April 18, 2008 — 9:26 am
Paul Clewell says:
Dave,
Your humor doesn’t escape me, I enjoy it. However, your premise (the one you assert I would disagree with) of a “basic string of ideas” being patented frivolously by the US gov’t… is something we should all decry.
However; this patent, with only an hour or two of research by an average person, will reveal itself to be far beyond that rudimentary aspersion.
May of 1985 was around the introduction of the first version of Windows. Talk about basic ideas.
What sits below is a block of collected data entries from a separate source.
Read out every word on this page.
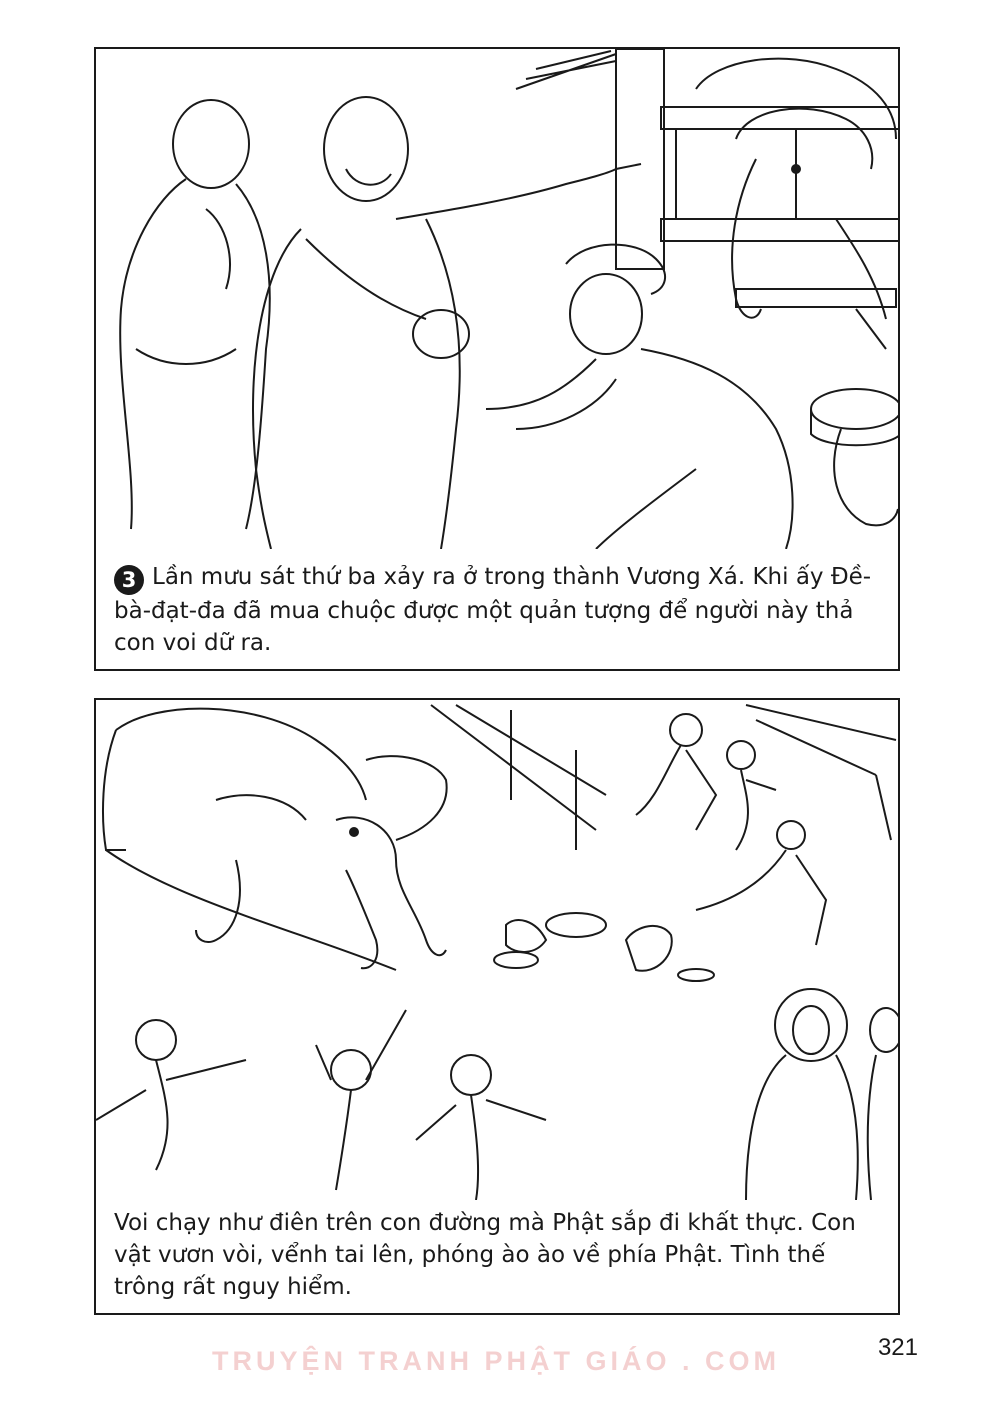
3 Lần mưu sát thứ ba xảy ra ở trong thành Vương Xá. Khi ấy Đề-bà-đạt-đa đã mua chuộc được một quản tượng để người này thả con voi dữ ra.
Voi chạy như điên trên con đường mà Phật sắp đi khất thực. Con vật vươn vòi, vểnh tai lên, phóng ào ào về phía Phật. Tình thế trông rất nguy hiểm.
321
TRUYỆN TRANH PHẬT GIÁO . COM
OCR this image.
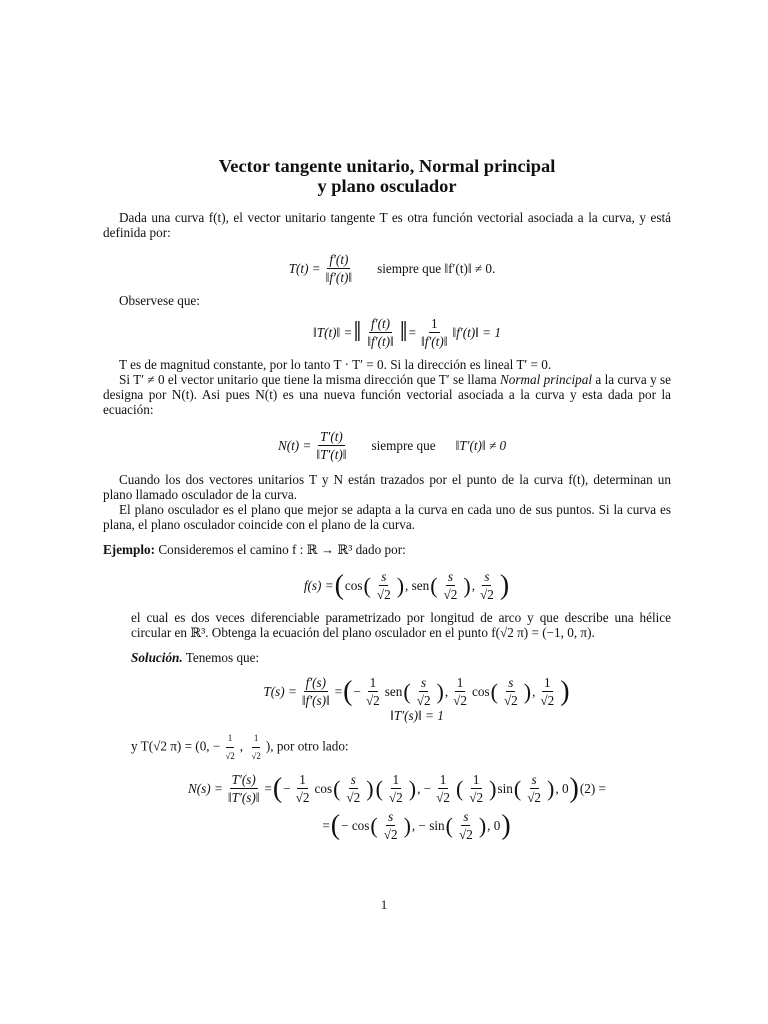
Vector tangente unitario, Normal principal
y plano osculador

Dada una curva f(t), el vector unitario tangente T es otra función vectorial asociada a la curva, y está definida por:

$T(t) = \frac{f'(t)}{‖f'(t)‖}$ siempre que ‖f′(t)‖ ≠ 0.

Observese que:

‖T(t)‖ = ‖ $\frac{f'(t)}{‖f'(t)‖}$ ‖ = $\frac{1}{‖f'(t)‖}$ ‖f′(t)‖ = 1

T es de magnitud constante, por lo tanto T · T′ = 0. Si la dirección es lineal T′ = 0.

Si T′ ≠ 0 el vector unitario que tiene la misma dirección que T′ se llama Normal principal a la curva y se designa por N(t). Asi pues N(t) es una nueva función vectorial asociada a la curva y esta dada por la ecuación:

$N(t) = \frac{T'(t)}{‖T'(t)‖}$ siempre que ‖T′(t)‖ ≠ 0

Cuando los dos vectores unitarios T y N están trazados por el punto de la curva f(t), determinan un plano llamado osculador de la curva.

El plano osculador es el plano que mejor se adapta a la curva en cada uno de sus puntos. Si la curva es plana, el plano osculador coincide con el plano de la curva.

Ejemplo: Consideremos el camino f : ℝ → ℝ³ dado por:

f(s) = ( cos ( $\frac{s}{√2}$ ) , sen ( $\frac{s}{√2}$ ) , $\frac{s}{√2}$ )

el cual es dos veces diferenciable parametrizado por longitud de arco y que describe una hélice circular en ℝ³. Obtenga la ecuación del plano osculador en el punto f(√2 π) = (−1, 0, π).

Solución. Tenemos que:

$T(s) = \frac{f'(s)}{‖f'(s)‖}$ = ( − $\frac{1}{√2}$ sen ( $\frac{s}{√2}$ ) , $\frac{1}{√2}$ cos ( $\frac{s}{√2}$ ) , $\frac{1}{√2}$ )
‖T′(s)‖ = 1

y T(√2 π) = (0, − $\frac{1}{√2}$ , $\frac{1}{√2}$ ), por otro lado:

$N(s) = \frac{T'(s)}{‖T'(s)‖}$ = ( − $\frac{1}{√2}$ cos ( $\frac{s}{√2}$ ) ( $\frac{1}{√2}$ ) , − $\frac{1}{√2}$ ( $\frac{1}{√2}$ ) sin ( $\frac{s}{√2}$ ) , 0 ) (2) =
= ( − cos ( $\frac{s}{√2}$ ) , − sin ( $\frac{s}{√2}$ ) , 0 )
1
A series of icons that represent the format or relational hierarchy for information or code. “Clickable graphics instead of code strings”. C’mon XEROX and others were all over and around it years before, but “REAL” innovation was still patentable by Gates and others.
This REAL vs NAR patent cost well into the 6-Figure$ and consisted of years of code writing, and hundreds of pages of detailed documentation. It was reviewed for years with access to all of the published and patented GIS and Data exchange knowledge of the day before it was approved.
YOU’RE RIGHT, the concept is SO SIMPLE. Once awarded, how could anybody (like the NAR or MOVE) reasonably say that their mapping of available real estate on a zoomable map DOESN’T infringe. Using that method…breaks the law.
The trouble with patents really isn’t the ineptitude of the patent office; but rather, it is today’s “big business” acceptance of tactics that force an individual patent holder to reprove and defend EVERYTHING again… when facing literally $millions in legal resources and clever administrative delay and destraction tactics.
Check out this case and that’s what you’ll find. If the patent was unenforceable this would have been over with years ago. These tactics are NOT designed to correct a patent oversight, or disprove the actual application of the method amongst the alleged infringers. It is simply “BUSINESS” as usual for the NAR and MOVE. Except this time…the young inventor/student who spent years of his life and most of his income to create and file his patent didn’t just go away!
The problem is that MOST individual inventors don’t have that sort of resilience and good fortune, and more often than not, big businesses like the NAR and MOVE simply outlast or out maneuver the inventor to ulitmately hijack JUSTICE.